After all, Erdogan warred with the PKK who pulled out of peace negotiations in favour of civil war, achieved rapid economic growth over 15 years, reeled back decades of brutal secular repression in Anatolia and Kurdish areas, ushered in an era of freedom (however relative it may be) not seen since the Republic’s founding, restored Kurdish language lessons in school, took in 3 million Syrian refugees and implemented work, health and education schemes to integrate them despite grumblings from his own base, and consistently won free and fair elections.
It is all a matter of perspective. Obama’s flaws are just as bad, if not worse than Erdogan. This reality leads many, including neutrals, to suggest there is more to liberal criticism of Erdogan than merely his faults; a racism of sorts and an aversion to all things religion than any sincere desire for rights, freedoms and justice in Turkey.

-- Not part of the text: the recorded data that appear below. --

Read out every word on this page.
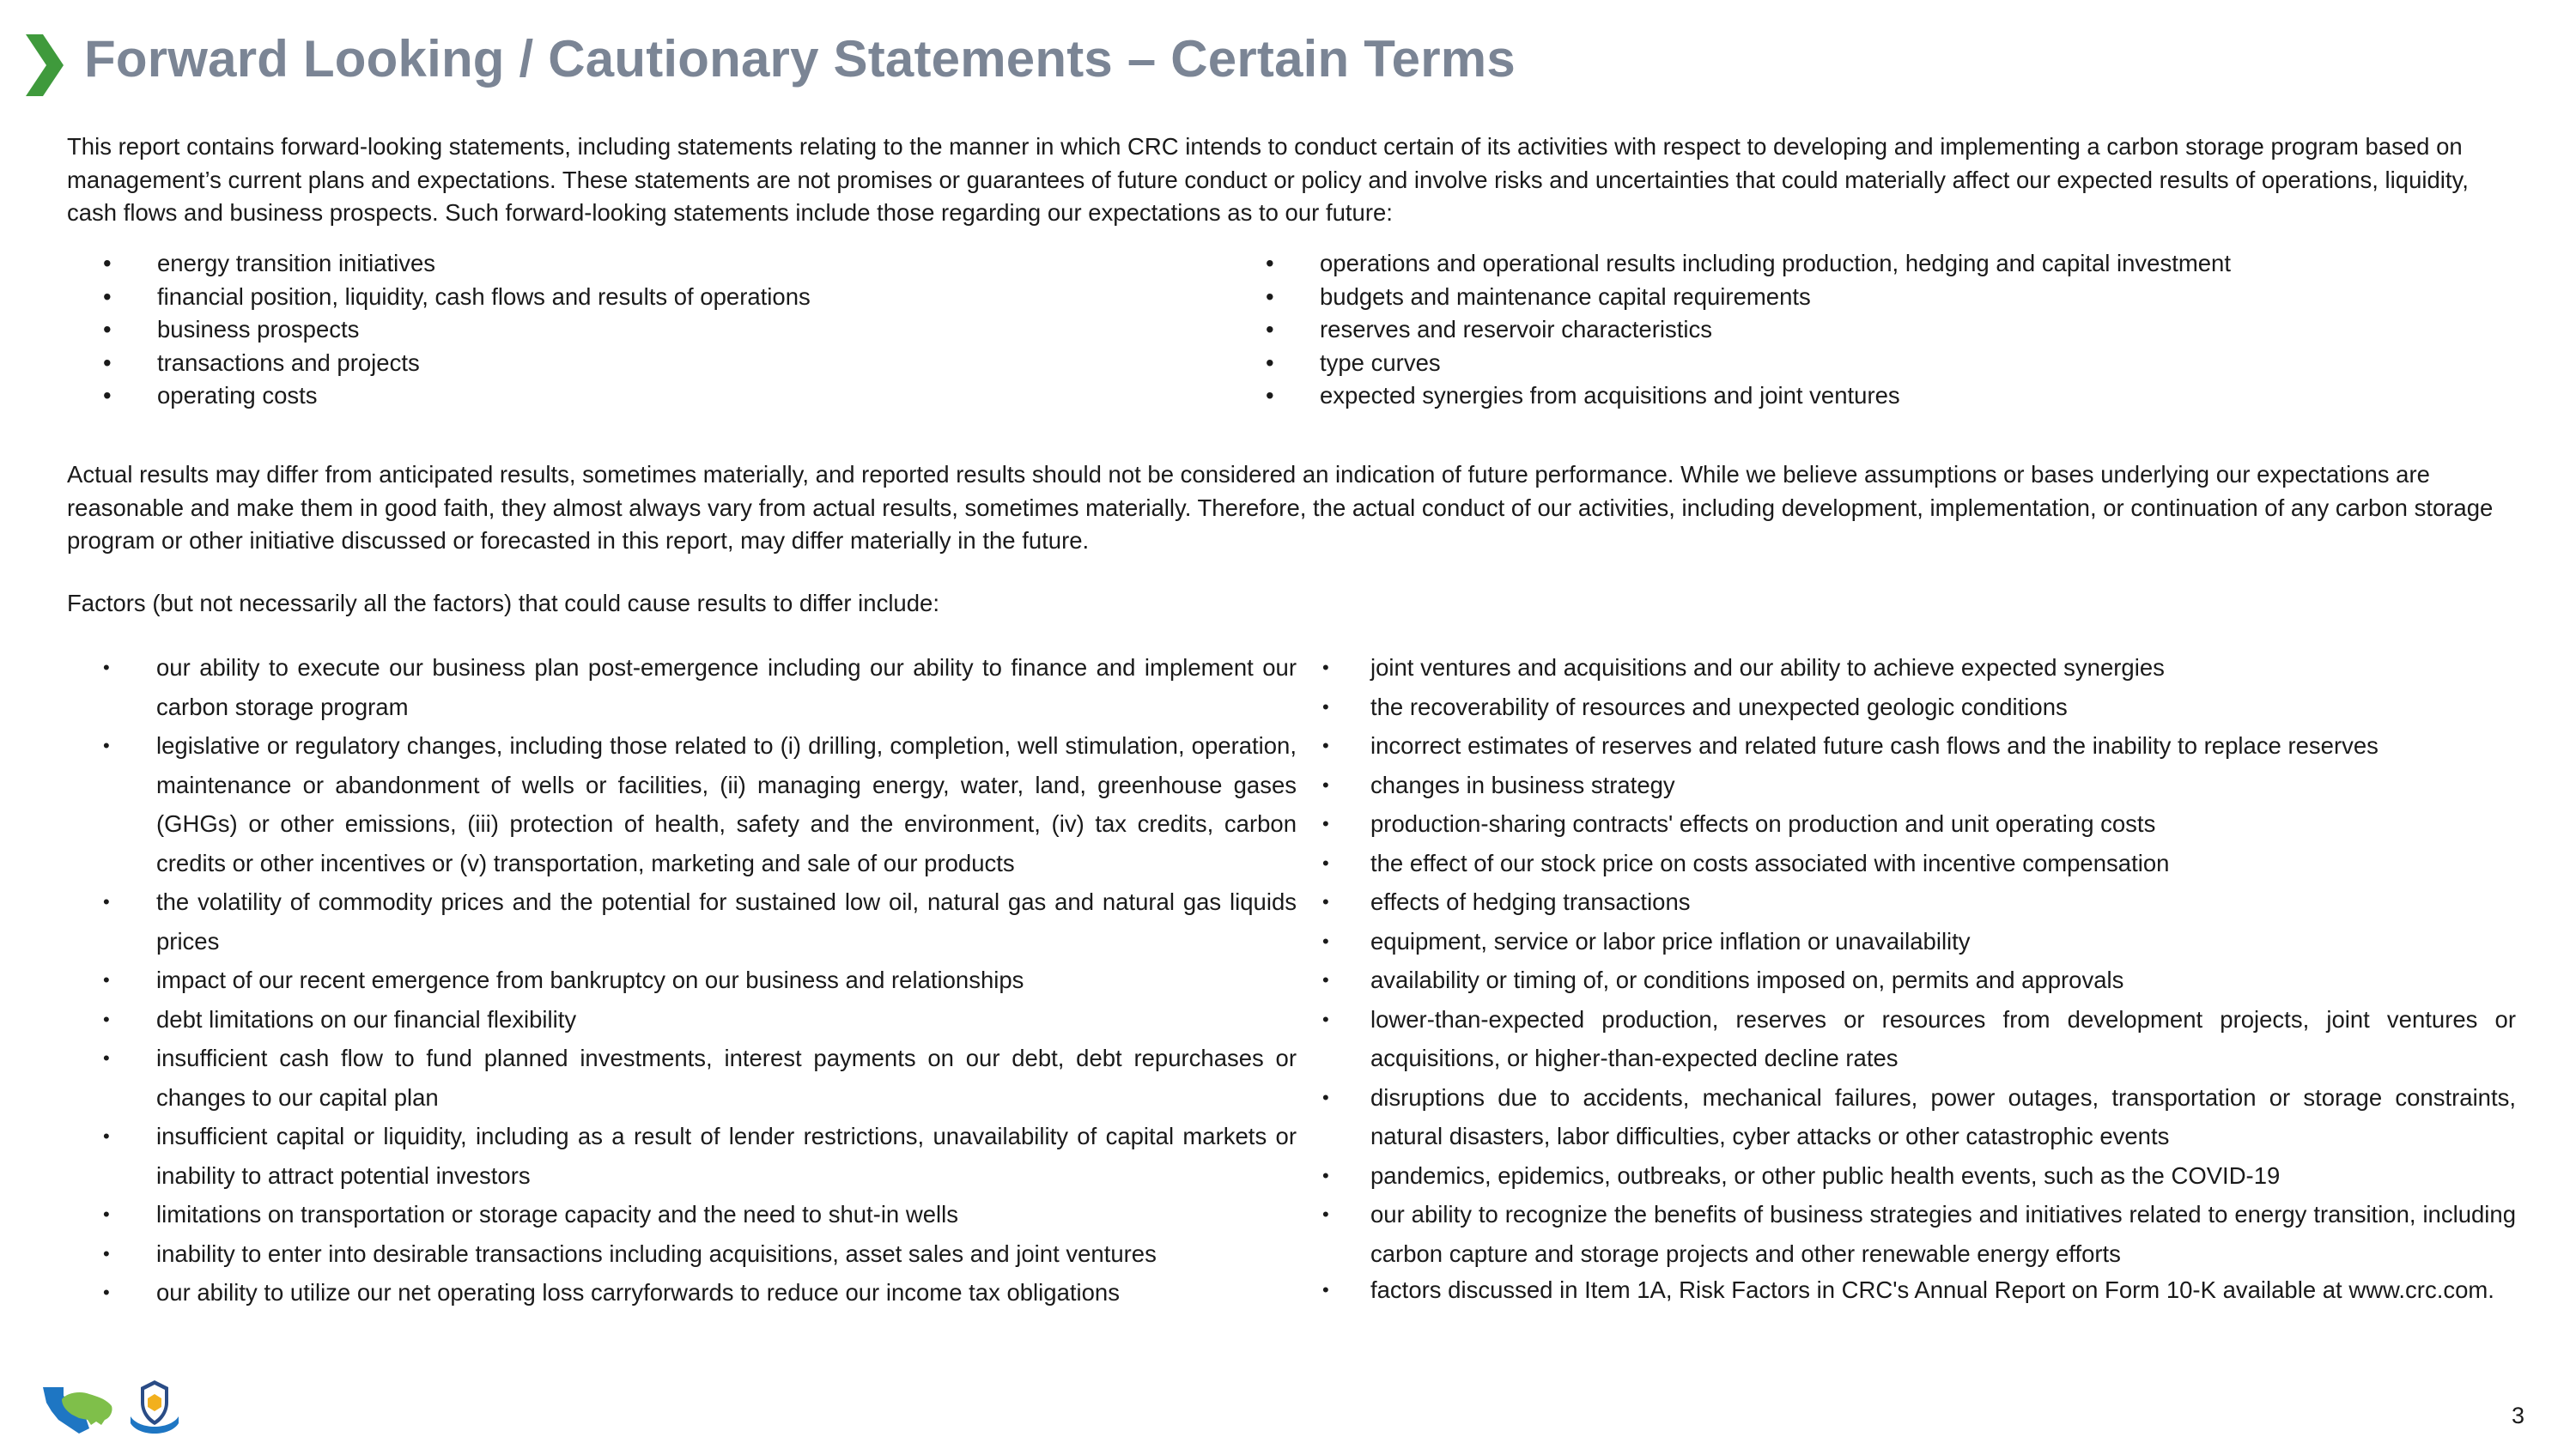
Forward Looking / Cautionary Statements – Certain Terms

This report contains forward-looking statements, including statements relating to the manner in which CRC intends to conduct certain of its activities with respect to developing and implementing a carbon storage program based on management’s current plans and expectations. These statements are not promises or guarantees of future conduct or policy and involve risks and uncertainties that could materially affect our expected results of operations, liquidity, cash flows and business prospects. Such forward-looking statements include those regarding our expectations as to our future:

• energy transition initiatives
• financial position, liquidity, cash flows and results of operations
• business prospects
• transactions and projects
• operating costs
• operations and operational results including production, hedging and capital investment
• budgets and maintenance capital requirements
• reserves and reservoir characteristics
• type curves
• expected synergies from acquisitions and joint ventures

Actual results may differ from anticipated results, sometimes materially, and reported results should not be considered an indication of future performance. While we believe assumptions or bases underlying our expectations are reasonable and make them in good faith, they almost always vary from actual results, sometimes materially. Therefore, the actual conduct of our activities, including development, implementation, or continuation of any carbon storage program or other initiative discussed or forecasted in this report, may differ materially in the future.

Factors (but not necessarily all the factors) that could cause results to differ include:

• our ability to execute our business plan post-emergence including our ability to finance and implement our carbon storage program
• legislative or regulatory changes, including those related to (i) drilling, completion, well stimulation, operation, maintenance or abandonment of wells or facilities, (ii) managing energy, water, land, greenhouse gases (GHGs) or other emissions, (iii) protection of health, safety and the environment, (iv) tax credits, carbon credits or other incentives or (v) transportation, marketing and sale of our products
• the volatility of commodity prices and the potential for sustained low oil, natural gas and natural gas liquids prices
• impact of our recent emergence from bankruptcy on our business and relationships
• debt limitations on our financial flexibility
• insufficient cash flow to fund planned investments, interest payments on our debt, debt repurchases or changes to our capital plan
• insufficient capital or liquidity, including as a result of lender restrictions, unavailability of capital markets or inability to attract potential investors
• limitations on transportation or storage capacity and the need to shut-in wells
• inability to enter into desirable transactions including acquisitions, asset sales and joint ventures
• our ability to utilize our net operating loss carryforwards to reduce our income tax obligations
• joint ventures and acquisitions and our ability to achieve expected synergies
• the recoverability of resources and unexpected geologic conditions
• incorrect estimates of reserves and related future cash flows and the inability to replace reserves
• changes in business strategy
• production-sharing contracts' effects on production and unit operating costs
• the effect of our stock price on costs associated with incentive compensation
• effects of hedging transactions
• equipment, service or labor price inflation or unavailability
• availability or timing of, or conditions imposed on, permits and approvals
• lower-than-expected production, reserves or resources from development projects, joint ventures or acquisitions, or higher-than-expected decline rates
• disruptions due to accidents, mechanical failures, power outages, transportation or storage constraints, natural disasters, labor difficulties, cyber attacks or other catastrophic events
• pandemics, epidemics, outbreaks, or other public health events, such as the COVID-19
• our ability to recognize the benefits of business strategies and initiatives related to energy transition, including carbon capture and storage projects and other renewable energy efforts
• factors discussed in Item 1A, Risk Factors in CRC's Annual Report on Form 10-K available at www.crc.com.
3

Islamists may criticise Erdogan. However, this is because they desire a more just rule in the Islamic sense reflective of the desires of the majority of the Turkish and Kurdish population. Erdogan’s policies have seen most sections of society improve. Even the ardent Kurdish nationalist will confess that economic improvements instigated by Erdogan in Kurdish areas dented appetite for a Kurdish state prior to 2013. Liberals, however, seek to return to the dark days of the tyranny of the minority where large sections of society remained under vigilant watch and subject to fierce repression. Whether these statements are true are irrelevant. What is clear, is that there are two very different perspectives; one that used to have hegemony and usurped power, and one that spent decades on the receiving end of hegemony and now seeks never to give up the new found hegemony to those who oppressed them. These sentiments have significantly influenced Turkish politics, and indeed Erdogan’s own survival.